When variables are not initially isolated, you must perform operations to both sides of the equation to move other numbers or terms over to the opposite side.
For example, if you had \( 3x^{\frac{2}{5}} = 6\), you would divide both sides by 3 to isolate the variable expression, resulting in \( x^{\frac{2}{5}} = 2 \).

• Identify where the variable is located.
• Perform operations to keep the variable expression alone.

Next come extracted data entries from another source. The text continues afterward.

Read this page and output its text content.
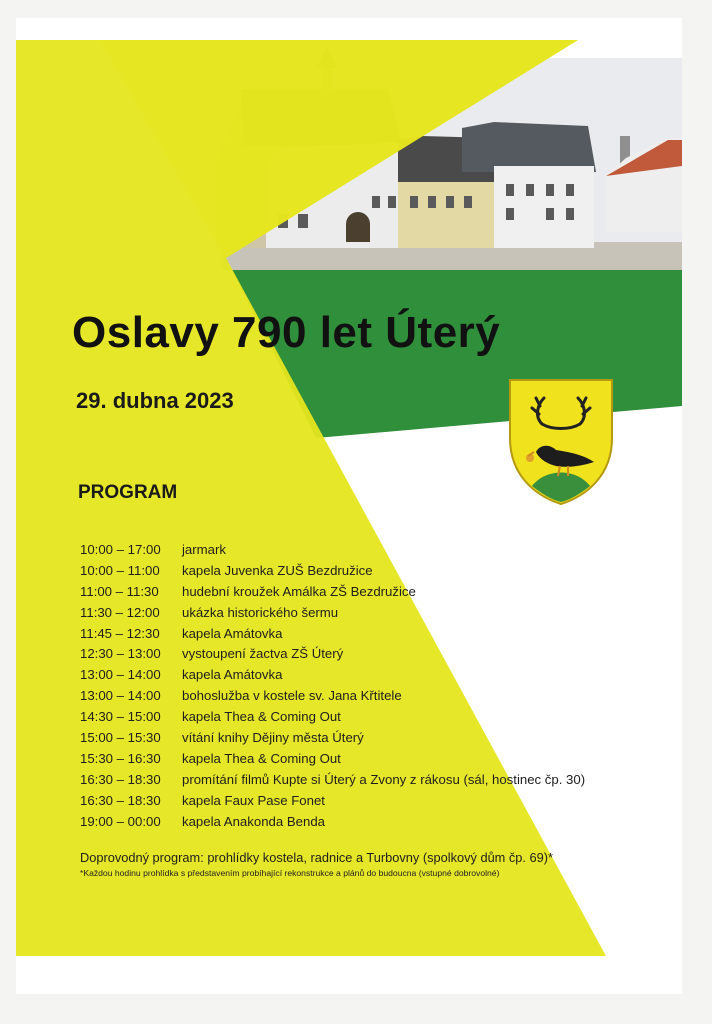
Oslavy 790 let Úterý
29. dubna 2023
PROGRAM
10:00 – 17:00	jarmark
10:00 – 11:00	kapela Juvenka ZUŠ Bezdružice
11:00 – 11:30	hudební kroužek Amálka ZŠ Bezdružice
11:30 – 12:00	ukázka historického šermu
11:45 – 12:30	kapela Amátovka
12:30 – 13:00	vystoupení žactva ZŠ Úterý
13:00 – 14:00	kapela Amátovka
13:00 – 14:00	bohoslužba v kostele sv. Jana Křtitele
14:30 – 15:00	kapela Thea & Coming Out
15:00 – 15:30	vítání knihy Dějiny města Úterý
15:30 – 16:30	kapela Thea & Coming Out
16:30 – 18:30	promítání filmů Kupte si Úterý a Zvony z rákosu (sál, hostinec čp. 30)
16:30 – 18:30	kapela Faux Pase Fonet
19:00 – 00:00	kapela Anakonda Benda
Doprovodný program: prohlídky kostela, radnice a Turbovny (spolkový dům čp. 69)*
*Každou hodinu prohlídka s představením probíhající rekonstrukce a plánů do budoucna (vstupné dobrovolné)
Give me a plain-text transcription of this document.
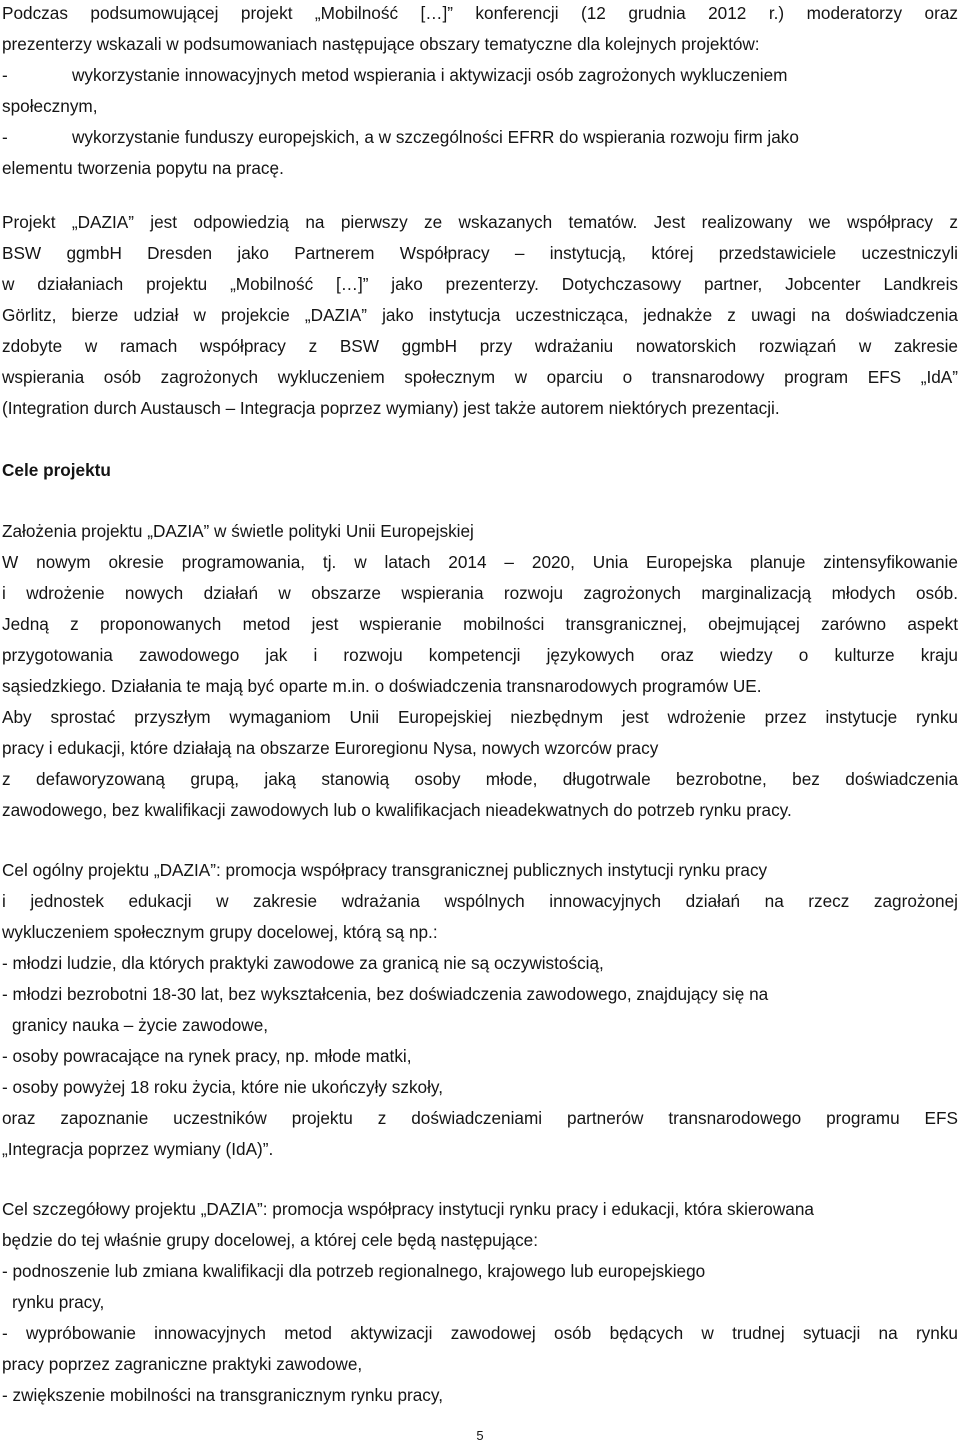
Podczas podsumowującej projekt „Mobilność […]” konferencji (12 grudnia 2012 r.) moderatorzy oraz
prezenterzy wskazali w podsumowaniach następujące obszary tematyczne dla kolejnych projektów:
-	wykorzystanie innowacyjnych metod wspierania i aktywizacji osób zagrożonych wykluczeniem
społecznym,
-	wykorzystanie funduszy europejskich, a w szczególności EFRR do wspierania rozwoju firm jako
elementu tworzenia popytu na pracę.
Projekt „DAZIA” jest odpowiedzią na pierwszy ze wskazanych tematów. Jest realizowany we współpracy z
BSW ggmbH Dresden jako Partnerem Współpracy – instytucją, której przedstawiciele uczestniczyli
w działaniach projektu „Mobilność […]” jako prezenterzy. Dotychczasowy partner, Jobcenter Landkreis
Görlitz, bierze udział w projekcie „DAZIA” jako instytucja uczestnicząca, jednakże z uwagi na doświadczenia
zdobyte w ramach współpracy z BSW ggmbH przy wdrażaniu nowatorskich rozwiązań w zakresie
wspierania osób zagrożonych wykluczeniem społecznym w oparciu o transnarodowy program EFS „IdA”
(Integration durch Austausch – Integracja poprzez wymiany) jest także autorem niektórych prezentacji.
Cele projektu
Założenia projektu „DAZIA” w świetle polityki Unii Europejskiej
W nowym okresie programowania, tj. w latach 2014 – 2020, Unia Europejska planuje zintensyfikowanie
i wdrożenie nowych działań w obszarze wspierania rozwoju zagrożonych marginalizacją młodych osób.
Jedną z proponowanych metod jest wspieranie mobilności transgranicznej, obejmującej zarówno aspekt
przygotowania zawodowego jak i rozwoju kompetencji językowych oraz wiedzy o kulturze kraju
sąsiedzkiego. Działania te mają być oparte m.in. o doświadczenia transnarodowych programów UE.
Aby sprostać przyszłym wymaganiom Unii Europejskiej niezbędnym jest wdrożenie przez instytucje rynku
pracy i edukacji, które działają na obszarze Euroregionu Nysa, nowych wzorców pracy
z defaworyzowaną grupą, jaką stanowią osoby młode, długotrwale bezrobotne, bez doświadczenia
zawodowego, bez kwalifikacji zawodowych lub o kwalifikacjach nieadekwatnych do potrzeb rynku pracy.
Cel ogólny projektu „DAZIA”: promocja współpracy transgranicznej publicznych instytucji rynku pracy
i jednostek edukacji w zakresie wdrażania wspólnych innowacyjnych działań na rzecz zagrożonej
wykluczeniem społecznym grupy docelowej, którą są np.:
- młodzi ludzie, dla których praktyki zawodowe za granicą nie są oczywistością,
- młodzi bezrobotni 18-30 lat, bez wykształcenia, bez doświadczenia zawodowego, znajdujący się na
granicy nauka – życie zawodowe,
- osoby powracające na rynek pracy, np. młode matki,
- osoby powyżej 18 roku życia, które nie ukończyły szkoły,
oraz zapoznanie uczestników projektu z doświadczeniami partnerów transnarodowego programu EFS
„Integracja poprzez wymiany (IdA)”.
Cel szczegółowy projektu „DAZIA”: promocja współpracy instytucji rynku pracy i edukacji, która skierowana
będzie do tej właśnie grupy docelowej, a której cele będą następujące:
- podnoszenie lub zmiana kwalifikacji dla potrzeb regionalnego, krajowego lub europejskiego
rynku pracy,
- wypróbowanie innowacyjnych metod aktywizacji zawodowej osób będących w trudnej sytuacji na rynku
pracy poprzez zagraniczne praktyki zawodowe,
- zwiększenie mobilności na transgranicznym rynku pracy,
5
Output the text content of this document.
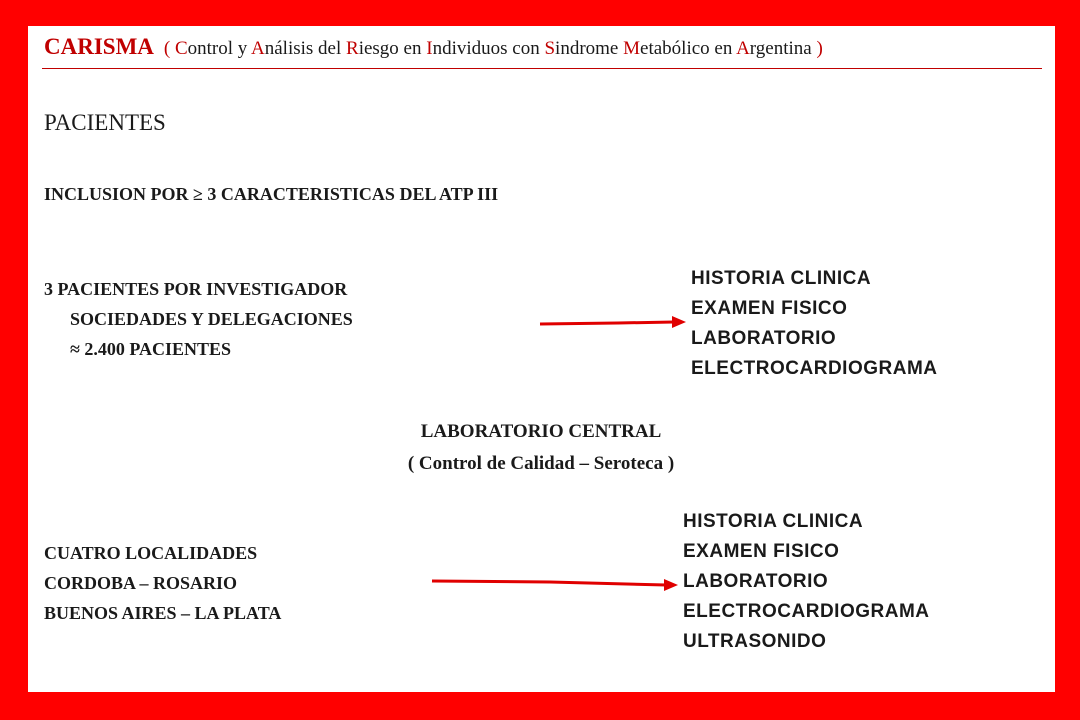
CARISMA ( Control y Análisis del Riesgo en Individuos con Sindrome Metabólico en Argentina )
PACIENTES
INCLUSION POR ≥ 3 CARACTERISTICAS DEL ATP III
3 PACIENTES POR INVESTIGADOR
SOCIEDADES Y DELEGACIONES
≈ 2.400 PACIENTES
HISTORIA CLINICA
EXAMEN FISICO
LABORATORIO
ELECTROCARDIOGRAMA
LABORATORIO CENTRAL
( Control de Calidad – Seroteca )
CUATRO LOCALIDADES
CORDOBA – ROSARIO
BUENOS AIRES – LA PLATA
HISTORIA CLINICA
EXAMEN FISICO
LABORATORIO
ELECTROCARDIOGRAMA
ULTRASONIDO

The power rule for exponents is a valuable tool when working with equations that have fractional exponents. This rule states that \( (a^m)^n = a^{m \times n} \). In cases with fractional exponents, it helps us "undo" the exponent by raising both sides of the equation to the reciprocal of the fractional exponent.
For our exercise where \( x^{\frac{2}{5}} = 2 \), we use this rule by taking both sides of the equation to the power of \( \frac{5}{2} \): \[ \left( x^{\frac{2}{5}} \right)^{\frac{5}{2}} = 2^{\frac{5}{2}} \]
This action effectively cancels out the original fraction exponent, leaving us with \( x^1 \), or just \( x \), on the left.
The power rule simplifies these complex-looking equations into something more manageable, putting us in a position to solve for the variable.
This is incredibly useful not just for isolating variables but also for simplifying complex expressions in more extensive algebraic manipulations.

• Look for fractional exponents.
• Apply the power rule using the reciprocal to simplify.

After applying the power rule, it's time to simplify any remaining complicated exponents. This involves calculating expressions like \( 2^{\frac{5}{2}} \). Simplifying such expressions usually requires two steps: simplifying the base power and then applying the root.
First, calculate \( 2^5 \), which is 32. Then, "take the 2nd root," or the square root of 32, since 2 is in the denominator of the fraction exponent.
So, \[ \sqrt{32} = 4\sqrt{2} \]
This means our expression \( 2^{\frac{5}{2}} \) simplifies to \( 4\sqrt{2} \).
Simplifying means converting these awkward and unfamiliar mathematical notations into more user-friendly numbers and forms.

• Evaluate integer exponents first.
• Address the root of the simplified base.

By simplifying step-by-step, you maintain the equation's integrity and find the solution, making the math much easier to understand.